Angles of elevation of the top of a tower from three points (collinear) $A, B$ and $ C$ on a road leading to the foot of the tower are $30^\circ$, $45^\circ$ and $60^\circ$ respectively. The ratio of $AB$ to $BC$ is
By sine law, in $\triangle A B Q$
$\frac{\sin 15^{\circ}}{A B}=\frac{\sin 30^{\circ}}{B Q}$
$\Rightarrow \quad B Q=\frac{\sin 30^{\circ} \cdot A B}{\sin 15^{\circ}}$
By sine law, in $\triangle B C Q$
$\frac{\sin 120^{\circ}}{B Q}=\frac{\sin 15^{\circ}}{B C}$
$\Rightarrow B Q=\frac{B C \sin 120^{\circ}}{\sin 15^{\circ}}$... (ii)

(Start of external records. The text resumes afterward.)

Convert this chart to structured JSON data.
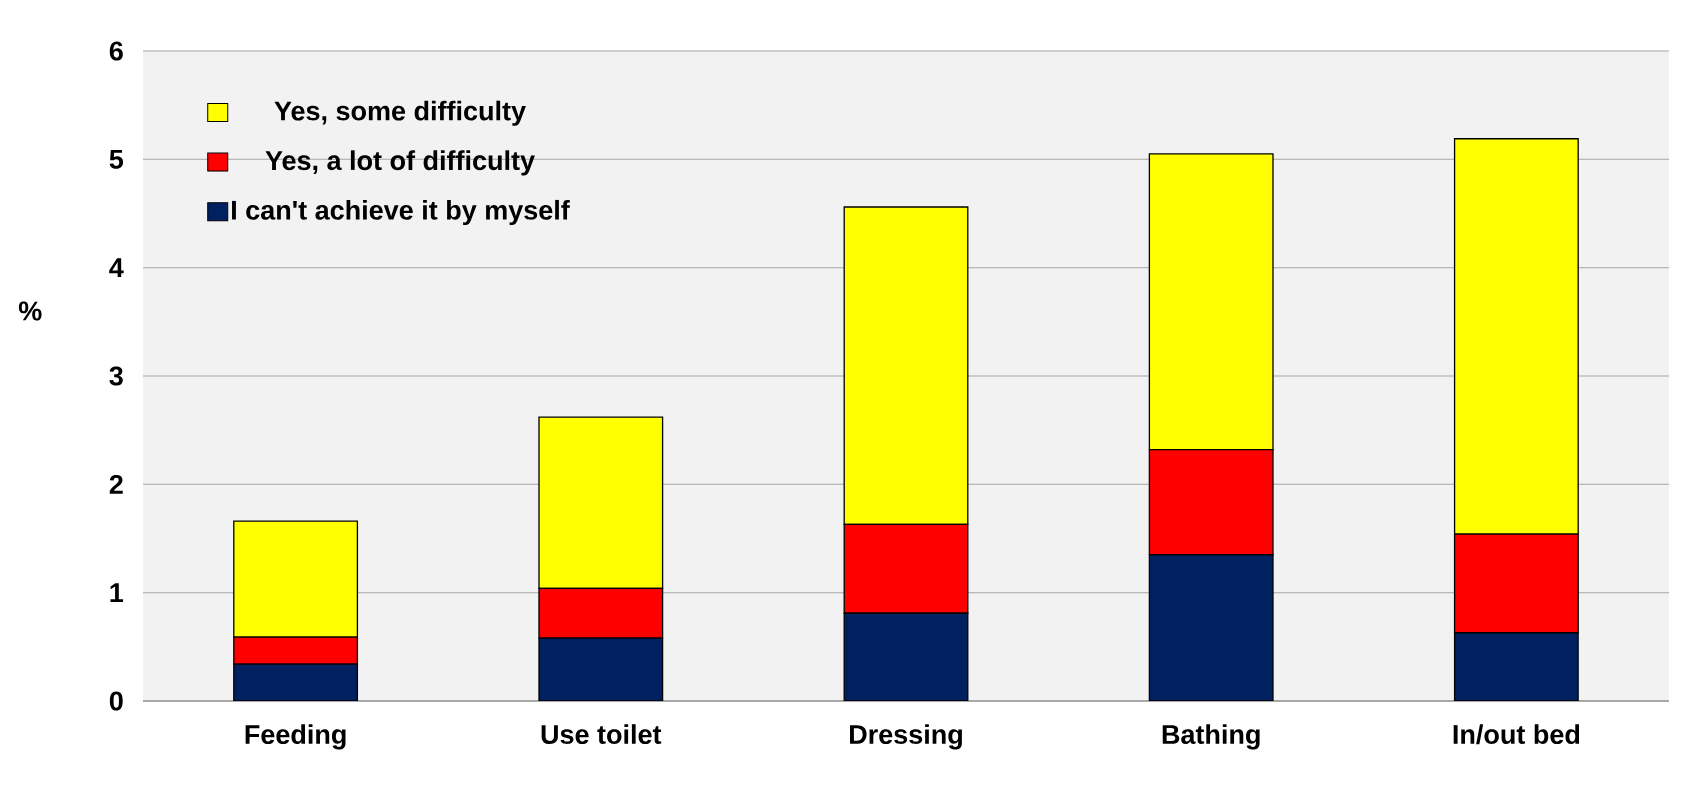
{
  "chart_data": {
    "type": "bar",
    "stacked": true,
    "ylabel": "%",
    "categories": [
      "Feeding",
      "Use toilet",
      "Dressing",
      "Bathing",
      "In/out bed"
    ],
    "series": [
      {
        "name": "I can't achieve it by myself",
        "color": "#002060",
        "values": [
          0.34,
          0.58,
          0.81,
          1.35,
          0.63
        ]
      },
      {
        "name": "Yes, a lot of difficulty",
        "color": "#ff0000",
        "values": [
          0.25,
          0.46,
          0.82,
          0.97,
          0.91
        ]
      },
      {
        "name": "Yes, some difficulty",
        "color": "#ffff00",
        "values": [
          1.07,
          1.58,
          2.93,
          2.73,
          3.65
        ]
      }
    ],
    "ylim": [
      0,
      6
    ],
    "yticks": [
      0,
      1,
      2,
      3,
      4,
      5,
      6
    ],
    "grid": "y",
    "legend": "top left"
  }
}
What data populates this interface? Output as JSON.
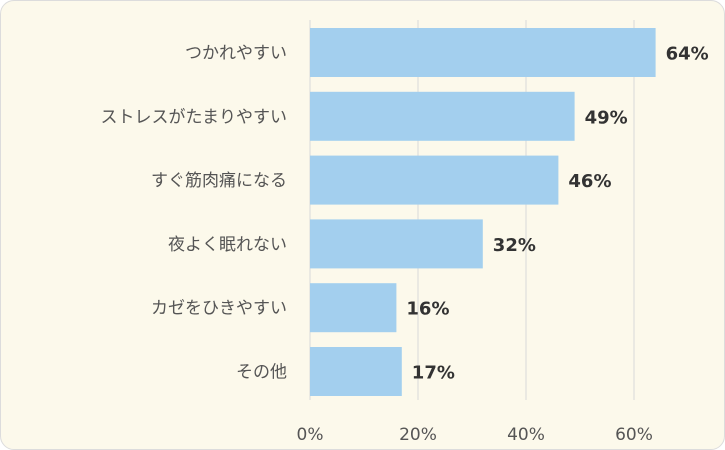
{
  "chart_data": {
    "type": "bar",
    "orientation": "horizontal",
    "categories": [
      "つかれやすい",
      "ストレスがたまりやすい",
      "すぐ筋肉痛になる",
      "夜よく眠れない",
      "カゼをひきやすい",
      "その他"
    ],
    "values": [
      64,
      49,
      46,
      32,
      16,
      17
    ],
    "value_labels": [
      "64%",
      "49%",
      "46%",
      "32%",
      "16%",
      "17%"
    ],
    "x_ticks": [
      0,
      20,
      40,
      60
    ],
    "x_tick_labels": [
      "0%",
      "20%",
      "40%",
      "60%"
    ],
    "xlim": [
      0,
      70
    ],
    "grid": true,
    "bar_color": "#a3cfee",
    "background_color": "#fcf9eb",
    "gridline_color": "#d9d9d9"
  }
}
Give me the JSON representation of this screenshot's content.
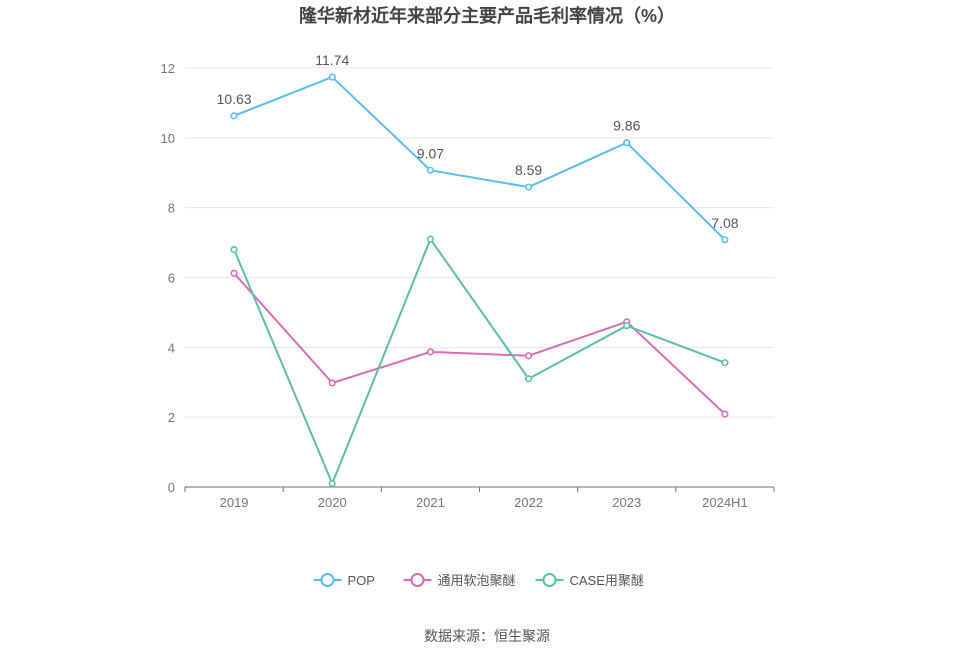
{
  "chart_data": {
    "type": "line",
    "title": "隆华新材近年来部分主要产品毛利率情况（%）",
    "categories": [
      "2019",
      "2020",
      "2021",
      "2022",
      "2023",
      "2024H1"
    ],
    "ylim": [
      0,
      12
    ],
    "yticks": [
      0,
      2,
      4,
      6,
      8,
      10,
      12
    ],
    "grid": true,
    "legend_position": "bottom",
    "series": [
      {
        "name": "POP",
        "color": "#5bbdf0",
        "values": [
          10.63,
          11.74,
          9.07,
          8.59,
          9.86,
          7.08
        ],
        "show_labels": true
      },
      {
        "name": "通用软泡聚醚",
        "color": "#d96db6",
        "values": [
          6.12,
          2.98,
          3.87,
          3.76,
          4.73,
          2.09
        ],
        "show_labels": false
      },
      {
        "name": "CASE用聚醚",
        "color": "#5dbfa6",
        "values": [
          6.8,
          0.1,
          7.1,
          3.1,
          4.62,
          3.56
        ],
        "show_labels": false
      }
    ]
  },
  "source_note": "数据来源：恒生聚源"
}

From Eqs. (i) and (ii), we get
$\frac{\sin 30^{\circ} \cdot A B}{\sin 15^{\circ}}=\frac{B C \cdot \sin 120^{\circ}}{\sin 15^{\circ}}$
$\Rightarrow \frac{A B}{B C}=\frac{\sin 120^{\circ}}{\sin 30^{\circ}}=\frac{\cos 30^{\circ}}{\sin 30^{\circ}}=\frac{\sqrt{3} / 2}{1 / 2}$
$A B: B C=\sqrt{3}: 1$